My new job with Met allowed me to go on a tour of Delta levees yesterday. After a quick orientation at the Old Sugar Mill we boarded the bus to leave. And as we all settled in I saw someone dashing from a car in the parking lot and scrambling onto the bus and then I recognized him–Erik Vink. I have not seen Erik is over a year. At the first stop I approach him and he gives me a big hug and says, “I thought you were in New Zealand!” Over the course of the day, in the gaps between levee presentations, we caught up.

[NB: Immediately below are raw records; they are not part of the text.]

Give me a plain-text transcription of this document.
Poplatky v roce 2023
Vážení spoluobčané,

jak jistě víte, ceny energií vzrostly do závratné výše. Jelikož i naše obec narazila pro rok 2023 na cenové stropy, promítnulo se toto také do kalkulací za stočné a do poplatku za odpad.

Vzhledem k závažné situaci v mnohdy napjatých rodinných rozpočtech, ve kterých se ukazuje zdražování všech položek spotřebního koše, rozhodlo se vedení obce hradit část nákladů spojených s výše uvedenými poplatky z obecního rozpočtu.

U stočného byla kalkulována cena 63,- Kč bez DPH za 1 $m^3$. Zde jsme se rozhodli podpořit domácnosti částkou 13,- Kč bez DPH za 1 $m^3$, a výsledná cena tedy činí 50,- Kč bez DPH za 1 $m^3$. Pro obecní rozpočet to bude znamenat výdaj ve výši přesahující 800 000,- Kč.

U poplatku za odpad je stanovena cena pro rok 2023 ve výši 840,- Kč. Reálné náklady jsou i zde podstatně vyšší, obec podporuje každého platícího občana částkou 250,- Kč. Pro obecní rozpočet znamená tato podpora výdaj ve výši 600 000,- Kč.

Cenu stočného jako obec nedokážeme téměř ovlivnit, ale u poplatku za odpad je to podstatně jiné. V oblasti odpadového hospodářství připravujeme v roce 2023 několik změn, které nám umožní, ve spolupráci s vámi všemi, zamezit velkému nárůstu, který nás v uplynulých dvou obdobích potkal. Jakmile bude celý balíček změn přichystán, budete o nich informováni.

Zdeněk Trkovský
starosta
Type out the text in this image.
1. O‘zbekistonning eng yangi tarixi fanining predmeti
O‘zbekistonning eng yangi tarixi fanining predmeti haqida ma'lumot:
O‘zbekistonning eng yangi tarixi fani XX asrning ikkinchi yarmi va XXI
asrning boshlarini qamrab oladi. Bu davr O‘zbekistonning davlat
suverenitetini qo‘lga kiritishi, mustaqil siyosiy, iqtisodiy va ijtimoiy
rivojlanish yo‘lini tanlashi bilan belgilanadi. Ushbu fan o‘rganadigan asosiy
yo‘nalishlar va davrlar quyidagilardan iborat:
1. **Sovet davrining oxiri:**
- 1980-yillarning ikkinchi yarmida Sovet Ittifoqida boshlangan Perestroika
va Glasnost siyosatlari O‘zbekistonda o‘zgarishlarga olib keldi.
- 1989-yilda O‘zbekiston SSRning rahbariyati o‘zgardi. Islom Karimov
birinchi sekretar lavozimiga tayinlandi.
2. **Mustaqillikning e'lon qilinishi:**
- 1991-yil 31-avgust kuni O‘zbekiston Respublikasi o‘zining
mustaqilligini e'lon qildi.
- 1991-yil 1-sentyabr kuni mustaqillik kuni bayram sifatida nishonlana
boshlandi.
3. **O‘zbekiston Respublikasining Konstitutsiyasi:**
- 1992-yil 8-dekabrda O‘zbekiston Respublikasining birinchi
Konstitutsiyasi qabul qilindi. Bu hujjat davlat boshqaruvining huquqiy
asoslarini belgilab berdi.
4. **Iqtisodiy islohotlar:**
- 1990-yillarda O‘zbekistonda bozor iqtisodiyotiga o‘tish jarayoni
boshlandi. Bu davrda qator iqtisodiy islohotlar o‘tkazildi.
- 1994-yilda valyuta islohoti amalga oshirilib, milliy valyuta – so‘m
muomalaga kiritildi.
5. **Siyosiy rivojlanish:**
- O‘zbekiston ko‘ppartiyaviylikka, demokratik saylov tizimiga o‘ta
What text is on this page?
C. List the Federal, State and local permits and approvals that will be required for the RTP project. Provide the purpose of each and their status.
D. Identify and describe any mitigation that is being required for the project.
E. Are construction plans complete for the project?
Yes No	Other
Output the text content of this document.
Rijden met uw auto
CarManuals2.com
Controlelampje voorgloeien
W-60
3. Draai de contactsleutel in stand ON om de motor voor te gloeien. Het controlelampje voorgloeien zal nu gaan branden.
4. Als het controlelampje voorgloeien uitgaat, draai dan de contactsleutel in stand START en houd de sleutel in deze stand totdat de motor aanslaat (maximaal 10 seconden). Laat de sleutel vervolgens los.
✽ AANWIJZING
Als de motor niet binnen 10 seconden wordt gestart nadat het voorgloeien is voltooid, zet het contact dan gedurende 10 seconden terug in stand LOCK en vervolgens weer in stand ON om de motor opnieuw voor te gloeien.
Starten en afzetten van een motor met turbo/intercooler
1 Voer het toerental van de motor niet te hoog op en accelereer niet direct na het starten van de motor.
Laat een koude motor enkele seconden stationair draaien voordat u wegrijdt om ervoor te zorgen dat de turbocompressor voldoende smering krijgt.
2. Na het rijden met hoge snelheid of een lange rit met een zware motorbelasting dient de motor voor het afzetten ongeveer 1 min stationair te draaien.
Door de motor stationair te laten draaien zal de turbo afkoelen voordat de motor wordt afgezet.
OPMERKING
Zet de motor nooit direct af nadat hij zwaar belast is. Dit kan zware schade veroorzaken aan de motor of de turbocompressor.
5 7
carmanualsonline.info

I have known Erik since my days at the UC Agricultural Issues Center. Looking it up on my resume, that is since 1988 or ’89. We have never been very close. He is better friends with my friends Cher and Anita; however, we know each other well enough that he remembered to ask about Tevis and Sarah and I asked about his Dad. We also have Ag Leadership in common (he was in the class before me).
He asked good questions about why I went to New Zealand and if I might go back. He spent 2 months riding his bike all over New Zealand in the 1980s so he has a better idea than some about the place. Since shockingly few people express any interest in why I went to New Zealand, it was pleasant to share the internal journey that led me to move, then come back, and possibly to move there again. It was the Readers’ Digest version, yet a helpful reminder to myself about the distance I have travelled both literally and figuratively.
This morning my journey was brought back to me again full stop. I am reading Soul Without Shame by Byron Brown. This is a book I bought over a year ago with my executive coach Marj Plumb’s recommendation and found when I was going through boxes marked “books for New Zealand, second priority.” (Now that I know how expensive it is to ship books everything takes on a different priority.)
I am finding the book very helpful. It might have been more helpful if I read it when she recommended it to me. Somehow, with her help and the CTI Leadership program, I figured out how to quiet my inner judge. Essentially, the way I understand it, we (all?) have an inner judge that works to protect us and to maintain the status quo or emotional equilibrium. While, the judge is part of us, and wants to protect us, he/she doesn’t always speak the truth or advocate for our best interest. My inner judge was having a crippling effect on me and it came to a head in the third retreat of the CTI Leadership program.
The inner judge plays a major role when I am triggered. Someone might say something seemingly innocuous to me, like my Board president observing a fact, “This year’s budget depends on securing $250,000 of grants that we do not yet have committed.” And my inner judge(s) can start speaking up. “She doesn’t believe you can raise that money. You are not sure you can either. You have a sketchy track record with money. You are irresponsible with money. This may result in you getting fired.” And so on. (Actually, my inner judge doesn’t even have to say all of those things—just the first couple–because I am so conditioned I know all of the rest is implied.)
The judge has power because I believe some “truths” about myself that are rich with emotional associations. A comment can send me underwater into that emotion and I am no longer reacting to my board president’s statement but to all of the emotion. I can become defensive or say something equally inappropriate, and my poor board president is wondering what she said. After all, she stated a fact.
I have been on both sides of this exchange—both triggering others and being triggered. It has been a huge gift to become aware of how this process works in myself and others. It has quieted many of the judges, because like the Ridiculous Charm in Harry Potter, once you see the Judge in the cool light of day it is somewhat laughable and it loses its persuasive power. Quelling my judges has also made possible to make some big changes in my life: selling everything and moving across the world, moving back to Sacramento and living in the “waiting room” until…?
In my job I am also using these skills to listen with some detachment and avoid getting triggered by others, and seeing their triggers. I still have a way to go. It was lovely yesterday to review and mull over my journey and feel some sense of satisfaction that I am on my path and growing in the right direction.